Me Pomez attire l’attention sur le cas épineux des « biens orphelins » soupçonnés résulter par exemple des spoliations des Juifs par les nazis ou des pillages des musées irakiens qui confirment la nécessité de bien connaitre la provenance d’une œuvre avant de l’acquérir.

Commode Transition estampillée Oeben
Hache-ostensoir kanak
Miroir de Line Vautrin ca 1960

La dernière partie de l’exposé est consacrée à l’évolution du marché de l’art depuis son « explosion » en 1987 avec l’adjudication des Tournesols de Van Gogh pour l’équivalent de 87 millions d’euros alors que jusqu’à cette date le record était détenu à 29 millions par un tableau du XVe. Plusieurs autres Van Gogh ont suivi, de plus en plus chers, jusqu’au demi-milliard atteint en 2017 par le Salvador Mundi attribué, sans réelle certitude, à Léonard de Vinci. Notre collègue explique cette envolée vertigineuse des prix par la mondialisation du marché avec de nouveaux intervenants venus de Russie, du Moyen-Orient, de Chine ou du Vietnam. Après le creux de la crise sanitaire de 2020, le marché a connu un bref effet de rattrapage puis l’euphorie a pris fin, en grande partie à cause de l’instabilité géopolitique. Cette « grosse migraine » concerne surtout le haut de gamme alors que les lots plus accessibles trouvent toujours preneurs sur Internet où de nouveaux acheteurs « passent commande… comme sur Amazon ».

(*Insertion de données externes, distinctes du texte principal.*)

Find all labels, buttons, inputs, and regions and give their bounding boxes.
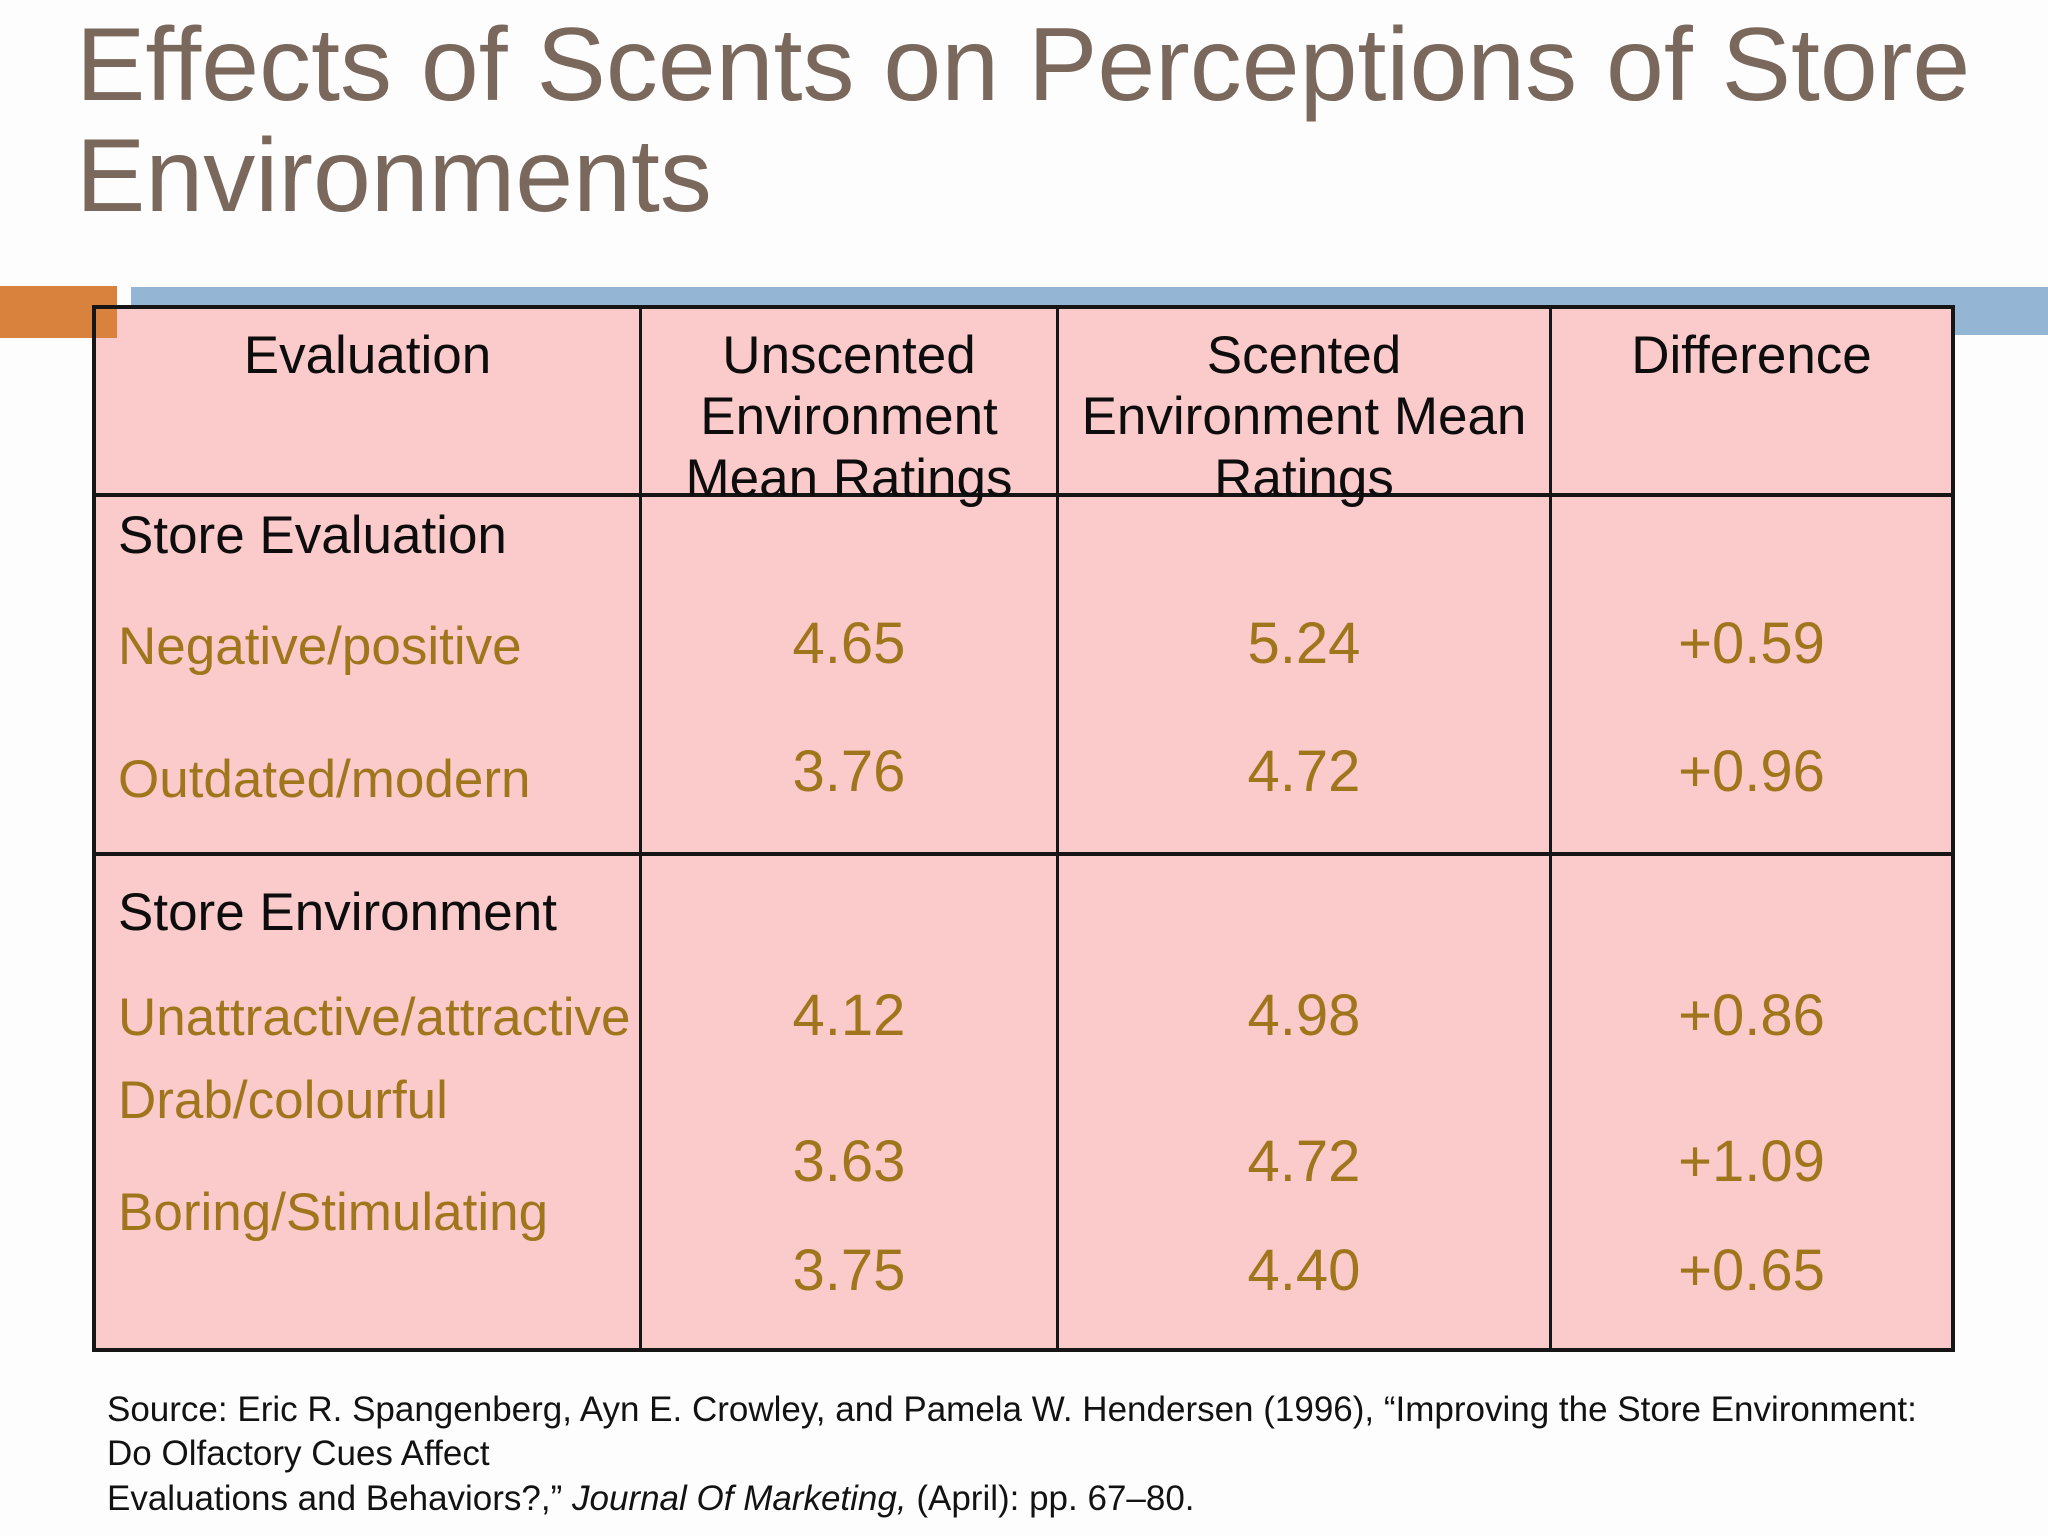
cell-difference-outdated-modern: +0.96 — [1678, 739, 1825, 804]
row-label-unattractive-attractive: Unattractive/attractive — [118, 988, 631, 1047]
slide-title: Effects of Scents on Perceptions of Stor… — [76, 7, 1971, 235]
header-unscented: Unscented Environment Mean Ratings — [642, 309, 1059, 508]
section1-difference-values: +0.59 +0.96 — [1552, 497, 1951, 852]
row-label-drab-colourful: Drab/colourful — [118, 1071, 448, 1131]
cell-unscented-boring-stimulating: 3.75 — [792, 1238, 906, 1303]
section-store-environment: Store Environment Unattractive/attractiv… — [96, 856, 1951, 1348]
source-line2-prefix: Evaluations and Behaviors?,” — [107, 1478, 572, 1518]
source-journal-name: Journal Of Marketing, — [572, 1478, 907, 1518]
section2-unscented-values: 4.12 3.63 3.75 — [642, 856, 1059, 1348]
section1-scented-values: 5.24 4.72 — [1059, 497, 1552, 852]
row-label-boring-stimulating: Boring/Stimulating — [118, 1183, 549, 1243]
row-label-outdated-modern: Outdated/modern — [118, 750, 531, 810]
ratings-table: Evaluation Unscented Environment Mean Ra… — [92, 305, 1955, 1352]
section2-labels: Store Environment Unattractive/attractiv… — [96, 856, 642, 1348]
cell-unscented-drab-colourful: 3.63 — [792, 1129, 906, 1194]
source-line1: Source: Eric R. Spangenberg, Ayn E. Crow… — [107, 1390, 1917, 1474]
section-store-evaluation: Store Evaluation Negative/positive Outda… — [96, 497, 1951, 856]
header-difference: Difference — [1631, 326, 1872, 385]
section2-scented-values: 4.98 4.72 4.40 — [1059, 856, 1552, 1348]
section2-difference-values: +0.86 +1.09 +0.65 — [1552, 856, 1951, 1348]
cell-scented-negative-positive: 5.24 — [1247, 611, 1361, 676]
cell-difference-negative-positive: +0.59 — [1678, 611, 1825, 676]
cell-scented-boring-stimulating: 4.40 — [1247, 1238, 1361, 1303]
cell-unscented-outdated-modern: 3.76 — [792, 739, 906, 804]
orange-accent-block — [0, 286, 117, 338]
cell-scented-drab-colourful: 4.72 — [1247, 1129, 1361, 1194]
section1-title: Store Evaluation — [118, 506, 507, 565]
header-scented: Scented Environment Mean Ratings — [1059, 309, 1552, 508]
section1-labels: Store Evaluation Negative/positive Outda… — [96, 497, 642, 852]
source-line2-suffix: (April): pp. 67–80. — [906, 1478, 1195, 1518]
section1-unscented-values: 4.65 3.76 — [642, 497, 1059, 852]
row-label-negative-positive: Negative/positive — [118, 617, 522, 676]
cell-scented-unattractive-attractive: 4.98 — [1247, 983, 1361, 1048]
cell-difference-boring-stimulating: +0.65 — [1678, 1238, 1825, 1303]
cell-scented-outdated-modern: 4.72 — [1247, 739, 1361, 804]
source-citation: Source: Eric R. Spangenberg, Ayn E. Crow… — [107, 1388, 1917, 1521]
cell-difference-drab-colourful: +1.09 — [1678, 1129, 1825, 1194]
section2-title: Store Environment — [118, 883, 557, 942]
table-header-row: Evaluation Unscented Environment Mean Ra… — [96, 309, 1951, 508]
header-evaluation: Evaluation — [96, 309, 642, 493]
cell-difference-unattractive-attractive: +0.86 — [1678, 983, 1825, 1048]
cell-unscented-unattractive-attractive: 4.12 — [792, 983, 906, 1048]
cell-unscented-negative-positive: 4.65 — [792, 611, 906, 676]
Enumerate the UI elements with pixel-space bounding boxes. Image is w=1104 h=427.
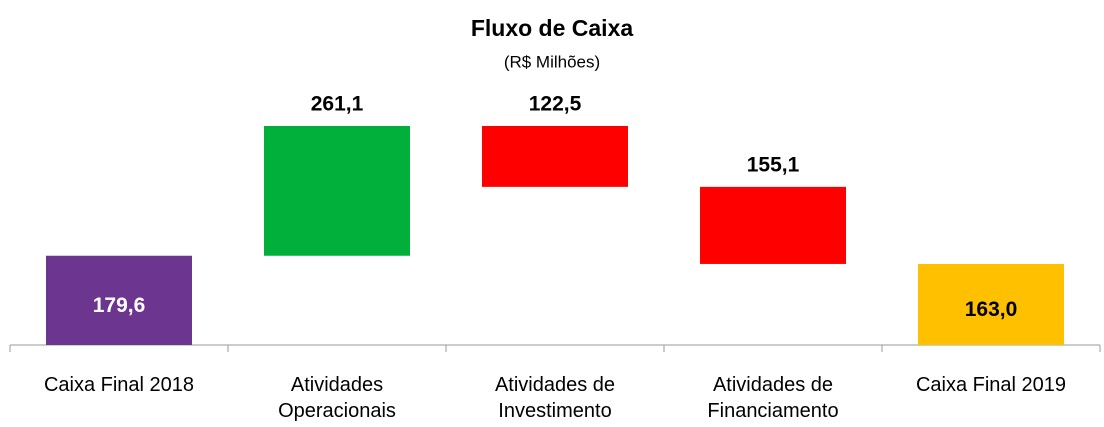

Dans ce marché en pleine transformation la France, première au début des années 1950, se situe à la 4e place, dépassée par les États-Unis, le Royaume-Uni et la Chine. Elle conserve néanmoins de nombreux atouts, notamment son réseau de professionnels reconnus et son « grenier d’œuvres » chez les particuliers.

Me Pomez conclut par ce conseil plein de sagesse : pour bien acheter il faut aimer l’art et pour cela rien ne vaut la fréquentation des musées.